Of course, this neither supports nor refutes the "Out-of-Africa" hypothesis. What it means is that some of the most important migrations may well have happened too quickly to have left any trace. "Out-of-Africa" and "evolved everywhere" may be indistinguishable. It might as easily have been "Out-of-India".
Peking Man was Homo erectus.
I'd be very skeptical about any date in the region of 100,000 years that wasn't accompanied by first rate archaeological and dating techniques. Carbon dating is essentially impossible at that age, and uranium dating imprecise. Indeed, the idea that Europeans, Asians and Africans may have diverged far earlier is intriguing, and would drive the 'race is mythical' people bonkers; since we consider H. erectus a different species from H. sapiens, then consistency would demand the (at least) three distinct descents from H. erectus be three distinct species. I can't think of anything more politically incorrect, offhand. :-)
However, the preponderance of the evidence does still seem to support 'Africa first'. If you push the divergence date back to 1/4 million years, you have to assume we all evolved from Homo erectus almost in perfect parallel; typical Mongoloids, Caucasoids and Negroids are far more similar to each other than to H. erectus or even H. neanderthalensis.
I don't have a 'ping' list, I just ping whoever I happen to remember, lol.
I believe Victor Mair covers that in his book The Tarim Mummies.
Toba fills that requirement. Many believe only 2,000-5,000 humans worldwide survived this catastrophe.

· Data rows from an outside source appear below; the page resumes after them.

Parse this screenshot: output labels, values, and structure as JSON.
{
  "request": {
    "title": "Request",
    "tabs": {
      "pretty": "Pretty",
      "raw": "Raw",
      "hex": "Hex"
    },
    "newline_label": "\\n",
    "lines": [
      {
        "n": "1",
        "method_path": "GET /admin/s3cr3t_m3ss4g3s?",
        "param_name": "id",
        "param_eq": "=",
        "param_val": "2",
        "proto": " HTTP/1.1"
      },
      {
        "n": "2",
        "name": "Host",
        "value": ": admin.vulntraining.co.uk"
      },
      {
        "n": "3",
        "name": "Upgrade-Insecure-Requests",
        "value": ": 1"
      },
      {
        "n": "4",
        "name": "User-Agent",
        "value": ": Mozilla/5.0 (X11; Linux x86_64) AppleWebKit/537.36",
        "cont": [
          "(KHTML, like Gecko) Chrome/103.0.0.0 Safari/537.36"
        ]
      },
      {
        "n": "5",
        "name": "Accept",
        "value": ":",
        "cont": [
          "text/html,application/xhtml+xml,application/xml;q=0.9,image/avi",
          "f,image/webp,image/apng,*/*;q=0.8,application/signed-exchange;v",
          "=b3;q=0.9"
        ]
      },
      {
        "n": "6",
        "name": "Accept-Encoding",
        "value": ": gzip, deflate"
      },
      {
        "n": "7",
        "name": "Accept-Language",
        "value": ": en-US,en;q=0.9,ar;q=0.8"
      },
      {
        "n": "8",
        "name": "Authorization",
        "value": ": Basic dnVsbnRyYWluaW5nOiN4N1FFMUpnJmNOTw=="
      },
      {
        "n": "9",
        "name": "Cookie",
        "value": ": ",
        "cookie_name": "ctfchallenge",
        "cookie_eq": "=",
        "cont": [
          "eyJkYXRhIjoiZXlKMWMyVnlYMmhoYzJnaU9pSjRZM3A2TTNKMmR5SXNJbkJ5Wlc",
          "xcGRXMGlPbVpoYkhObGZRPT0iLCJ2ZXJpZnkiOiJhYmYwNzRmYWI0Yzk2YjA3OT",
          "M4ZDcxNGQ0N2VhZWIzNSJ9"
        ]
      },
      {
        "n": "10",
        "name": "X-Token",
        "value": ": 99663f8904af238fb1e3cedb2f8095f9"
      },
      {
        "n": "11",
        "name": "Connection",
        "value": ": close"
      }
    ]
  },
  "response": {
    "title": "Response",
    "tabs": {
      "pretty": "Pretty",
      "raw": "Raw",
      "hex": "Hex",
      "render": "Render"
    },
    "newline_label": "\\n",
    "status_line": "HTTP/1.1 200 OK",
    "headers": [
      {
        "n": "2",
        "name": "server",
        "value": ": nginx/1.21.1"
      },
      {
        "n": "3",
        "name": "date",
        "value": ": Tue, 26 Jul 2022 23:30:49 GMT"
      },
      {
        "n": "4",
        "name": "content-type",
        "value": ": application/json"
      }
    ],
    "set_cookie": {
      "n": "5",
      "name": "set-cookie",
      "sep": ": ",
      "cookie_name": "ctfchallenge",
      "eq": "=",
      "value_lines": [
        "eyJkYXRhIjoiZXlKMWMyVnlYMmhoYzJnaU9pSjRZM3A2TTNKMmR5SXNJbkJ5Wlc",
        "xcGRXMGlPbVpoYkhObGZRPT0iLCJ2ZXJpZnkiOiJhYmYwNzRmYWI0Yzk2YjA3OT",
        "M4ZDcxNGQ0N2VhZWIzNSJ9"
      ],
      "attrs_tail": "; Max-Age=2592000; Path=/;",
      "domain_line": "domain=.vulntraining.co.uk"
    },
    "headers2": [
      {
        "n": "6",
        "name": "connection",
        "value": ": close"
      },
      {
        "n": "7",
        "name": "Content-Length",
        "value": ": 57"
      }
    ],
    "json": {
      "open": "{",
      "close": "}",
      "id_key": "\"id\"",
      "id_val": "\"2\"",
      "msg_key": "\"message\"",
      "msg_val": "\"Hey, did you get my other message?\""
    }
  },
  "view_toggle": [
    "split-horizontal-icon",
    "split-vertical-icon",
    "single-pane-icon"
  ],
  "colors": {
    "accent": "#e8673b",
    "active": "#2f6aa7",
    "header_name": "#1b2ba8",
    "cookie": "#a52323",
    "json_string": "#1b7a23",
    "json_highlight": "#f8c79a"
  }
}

Well, there were many Nubian queens of Egypt, such as Nefertari, as the Nubians invaded Egypt and ruled for many years. However, Cleopatra was of Greek blood.
But a single common ancestor (e.g., a "mitochondrial Eve") doesn't necessarily imply a genetic bottleneck. It's possible that a (mutant) woman was born with significantly superior mitochondria, which slowly over time supplanted the other mitochondria throughout a large and sustained population with an otherwise diverse gene pool, without the need for a mass die-off, or for one population pushing out another. (This could similarly work for any given chromosome.)